My QUT colleague Axel Bruns is live blogging a conference in Germany on the political dimensions of Web 2.0: "Das Internet zwischen egalitärer Teilhabe und ökonomischer Vermachtung". The opening keynote by Karl-Heinz Ladeur on social media and the law sounded particularly fascinating, in large part to a couple of novel suggestions on how the law can adapt to regulate social media. This is part of Axel's summary:
New rules for communication are emerging here, then, and the law needs to react to this. One approach is to build on existing media law, but Karl-Heinz says that this is unlikely to be particularly successful; on a meta-level, perhaps it would be better to inoculate, to irritate, the inherent self-organisation processes which already exist in social media in order to get these media forms themselves to evolve appropriate rules. This would be more similar to the voluntary codes of ethics in many media sectors - but it must be recognised that the networked organisation of social media still works differently from the more hierarchical structures of broadcast media, for example.
One key field to address here is privacy, where solutions could possibly draw on copyright protection mechanisms: rather than focussing on protecting the data of the individual, on a person-by-person basis, perhaps it would be possible to develop a collecting agency-style collective privacy enforcement agency - an information broker - fighting for privacy rights of user by bundling their individual rights and/or negotiating cases where the use of private data is permissible and in the interest of private individuals (in order to ensure transparency of financial transactions, for example).

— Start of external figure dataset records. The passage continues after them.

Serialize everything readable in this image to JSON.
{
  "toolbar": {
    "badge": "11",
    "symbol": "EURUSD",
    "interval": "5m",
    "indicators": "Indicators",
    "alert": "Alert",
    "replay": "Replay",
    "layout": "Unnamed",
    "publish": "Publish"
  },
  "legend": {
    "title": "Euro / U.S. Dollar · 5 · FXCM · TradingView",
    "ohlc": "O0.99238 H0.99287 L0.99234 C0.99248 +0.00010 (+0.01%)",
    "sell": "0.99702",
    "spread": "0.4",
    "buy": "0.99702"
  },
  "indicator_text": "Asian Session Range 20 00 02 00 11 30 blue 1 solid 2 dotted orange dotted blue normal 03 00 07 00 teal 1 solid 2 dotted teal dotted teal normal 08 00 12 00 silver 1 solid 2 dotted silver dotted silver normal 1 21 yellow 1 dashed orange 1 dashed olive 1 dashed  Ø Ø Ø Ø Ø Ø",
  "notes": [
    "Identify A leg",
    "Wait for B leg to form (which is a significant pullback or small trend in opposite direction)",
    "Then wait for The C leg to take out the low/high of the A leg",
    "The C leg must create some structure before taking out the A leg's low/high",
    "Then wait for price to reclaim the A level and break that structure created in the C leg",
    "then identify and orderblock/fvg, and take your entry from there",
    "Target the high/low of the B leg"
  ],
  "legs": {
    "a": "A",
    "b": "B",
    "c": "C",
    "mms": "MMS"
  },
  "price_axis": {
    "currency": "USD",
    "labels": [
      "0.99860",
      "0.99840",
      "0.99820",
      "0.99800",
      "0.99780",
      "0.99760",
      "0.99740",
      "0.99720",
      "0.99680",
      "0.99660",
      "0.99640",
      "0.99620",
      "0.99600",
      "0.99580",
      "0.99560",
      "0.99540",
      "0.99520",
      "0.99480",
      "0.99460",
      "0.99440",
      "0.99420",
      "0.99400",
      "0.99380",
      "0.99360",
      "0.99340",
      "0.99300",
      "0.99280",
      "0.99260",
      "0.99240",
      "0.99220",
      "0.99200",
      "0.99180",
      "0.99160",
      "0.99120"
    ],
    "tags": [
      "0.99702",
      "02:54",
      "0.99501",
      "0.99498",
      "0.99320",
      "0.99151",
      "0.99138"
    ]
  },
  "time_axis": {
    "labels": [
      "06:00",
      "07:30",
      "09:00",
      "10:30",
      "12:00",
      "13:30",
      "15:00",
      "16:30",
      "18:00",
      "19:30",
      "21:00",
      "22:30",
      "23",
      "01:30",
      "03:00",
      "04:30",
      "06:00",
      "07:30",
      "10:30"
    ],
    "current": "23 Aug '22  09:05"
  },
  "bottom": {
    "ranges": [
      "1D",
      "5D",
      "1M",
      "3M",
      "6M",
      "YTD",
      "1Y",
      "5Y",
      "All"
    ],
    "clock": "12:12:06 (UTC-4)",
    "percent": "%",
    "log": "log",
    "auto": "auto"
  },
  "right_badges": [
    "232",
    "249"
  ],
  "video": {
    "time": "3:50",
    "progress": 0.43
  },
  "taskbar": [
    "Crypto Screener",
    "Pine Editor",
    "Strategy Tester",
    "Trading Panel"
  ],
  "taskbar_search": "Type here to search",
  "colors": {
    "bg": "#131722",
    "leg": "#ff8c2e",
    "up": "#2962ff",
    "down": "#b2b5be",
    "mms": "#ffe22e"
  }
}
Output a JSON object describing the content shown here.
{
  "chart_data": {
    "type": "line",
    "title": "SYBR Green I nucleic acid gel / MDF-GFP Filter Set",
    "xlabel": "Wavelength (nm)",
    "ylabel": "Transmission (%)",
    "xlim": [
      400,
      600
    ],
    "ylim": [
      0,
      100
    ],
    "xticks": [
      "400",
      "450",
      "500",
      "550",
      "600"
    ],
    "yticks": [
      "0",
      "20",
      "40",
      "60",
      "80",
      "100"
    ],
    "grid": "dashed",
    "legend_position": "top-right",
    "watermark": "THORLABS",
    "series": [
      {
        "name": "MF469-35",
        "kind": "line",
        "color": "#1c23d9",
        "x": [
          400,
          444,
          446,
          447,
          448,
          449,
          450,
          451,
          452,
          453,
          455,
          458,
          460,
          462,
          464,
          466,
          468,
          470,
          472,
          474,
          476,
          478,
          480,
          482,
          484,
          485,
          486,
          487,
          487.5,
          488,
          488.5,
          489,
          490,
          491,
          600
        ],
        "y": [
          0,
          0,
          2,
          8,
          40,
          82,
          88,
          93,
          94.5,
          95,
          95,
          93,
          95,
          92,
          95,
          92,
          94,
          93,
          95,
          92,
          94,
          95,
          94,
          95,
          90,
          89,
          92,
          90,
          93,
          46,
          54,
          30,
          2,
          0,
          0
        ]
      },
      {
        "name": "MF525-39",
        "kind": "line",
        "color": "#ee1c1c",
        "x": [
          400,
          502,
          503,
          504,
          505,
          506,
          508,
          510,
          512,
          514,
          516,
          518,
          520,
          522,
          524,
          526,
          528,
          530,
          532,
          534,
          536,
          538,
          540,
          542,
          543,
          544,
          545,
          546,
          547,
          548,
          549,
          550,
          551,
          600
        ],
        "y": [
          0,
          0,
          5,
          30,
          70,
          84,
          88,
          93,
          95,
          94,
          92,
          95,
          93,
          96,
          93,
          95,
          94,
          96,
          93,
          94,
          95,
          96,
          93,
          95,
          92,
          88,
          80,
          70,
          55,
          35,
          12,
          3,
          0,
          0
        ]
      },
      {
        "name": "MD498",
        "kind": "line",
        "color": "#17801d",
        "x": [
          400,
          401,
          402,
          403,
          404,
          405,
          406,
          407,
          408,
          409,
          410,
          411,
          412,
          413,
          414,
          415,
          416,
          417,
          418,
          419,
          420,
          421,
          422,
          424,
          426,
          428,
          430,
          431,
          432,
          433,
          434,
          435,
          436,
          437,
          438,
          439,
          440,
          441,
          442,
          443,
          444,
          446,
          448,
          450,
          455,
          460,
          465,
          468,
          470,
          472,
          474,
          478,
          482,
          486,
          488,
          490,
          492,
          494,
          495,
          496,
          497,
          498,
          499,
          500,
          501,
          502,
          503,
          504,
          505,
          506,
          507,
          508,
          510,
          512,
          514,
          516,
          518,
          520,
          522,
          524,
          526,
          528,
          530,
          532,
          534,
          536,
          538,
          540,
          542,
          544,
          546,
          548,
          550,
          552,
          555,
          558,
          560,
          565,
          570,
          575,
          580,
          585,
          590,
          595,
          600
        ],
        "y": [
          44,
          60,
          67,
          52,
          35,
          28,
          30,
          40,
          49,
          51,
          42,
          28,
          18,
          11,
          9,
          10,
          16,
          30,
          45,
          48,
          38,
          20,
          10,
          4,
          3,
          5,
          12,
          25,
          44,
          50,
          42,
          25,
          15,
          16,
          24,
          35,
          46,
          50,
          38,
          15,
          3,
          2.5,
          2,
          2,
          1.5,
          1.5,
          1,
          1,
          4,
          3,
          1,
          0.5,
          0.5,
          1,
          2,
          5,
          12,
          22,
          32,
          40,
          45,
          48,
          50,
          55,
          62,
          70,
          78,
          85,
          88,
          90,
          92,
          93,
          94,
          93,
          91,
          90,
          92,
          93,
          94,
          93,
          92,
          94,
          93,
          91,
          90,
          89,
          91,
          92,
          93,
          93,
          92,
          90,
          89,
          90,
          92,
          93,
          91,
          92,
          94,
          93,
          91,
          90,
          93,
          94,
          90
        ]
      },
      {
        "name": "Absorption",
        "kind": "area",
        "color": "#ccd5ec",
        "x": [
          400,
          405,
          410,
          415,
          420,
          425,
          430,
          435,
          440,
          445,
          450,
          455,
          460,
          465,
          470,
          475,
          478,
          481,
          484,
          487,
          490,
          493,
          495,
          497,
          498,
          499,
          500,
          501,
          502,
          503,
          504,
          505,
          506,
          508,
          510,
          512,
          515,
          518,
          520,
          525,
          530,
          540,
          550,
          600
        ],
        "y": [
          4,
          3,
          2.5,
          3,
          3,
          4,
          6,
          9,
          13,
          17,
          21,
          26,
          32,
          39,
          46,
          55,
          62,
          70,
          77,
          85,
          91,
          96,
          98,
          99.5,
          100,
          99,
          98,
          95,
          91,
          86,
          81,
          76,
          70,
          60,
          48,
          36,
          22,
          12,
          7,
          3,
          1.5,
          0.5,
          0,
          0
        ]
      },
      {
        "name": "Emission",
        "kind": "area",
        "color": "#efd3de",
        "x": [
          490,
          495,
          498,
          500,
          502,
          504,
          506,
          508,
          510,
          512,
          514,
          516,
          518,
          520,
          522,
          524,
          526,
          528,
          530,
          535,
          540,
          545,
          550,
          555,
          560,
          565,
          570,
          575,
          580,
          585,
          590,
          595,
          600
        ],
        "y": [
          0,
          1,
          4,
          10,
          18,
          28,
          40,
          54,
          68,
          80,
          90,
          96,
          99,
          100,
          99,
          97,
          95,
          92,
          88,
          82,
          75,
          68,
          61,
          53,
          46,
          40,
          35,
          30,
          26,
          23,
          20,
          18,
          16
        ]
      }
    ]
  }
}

Another suggestion relates to eBay and similar sites, where personal rating systems build on the wisdom of crowds to establish personal trustworthiness ratings. Such ratings are complicated today by the fact that making negative ratings could lead to court cases or other repercussions which are not worth the risk if the original transaction covered only small amounts of money in the first place. Karl-Heinz suggests the development of self-organised 'cybercourts' which could reduce such risks by acting as a middle layer in person-on-person buyer/seller ratings, and address exceptionally positive or negative ratings. (This is perhaps not unlike the way that travel advisory sites like IGoUGo act as a middle layer capturing and accumulating the wisdom of tourists without creating the risk that any individual rater may be sued by a hotel operator unhappy with having received a negative rating.)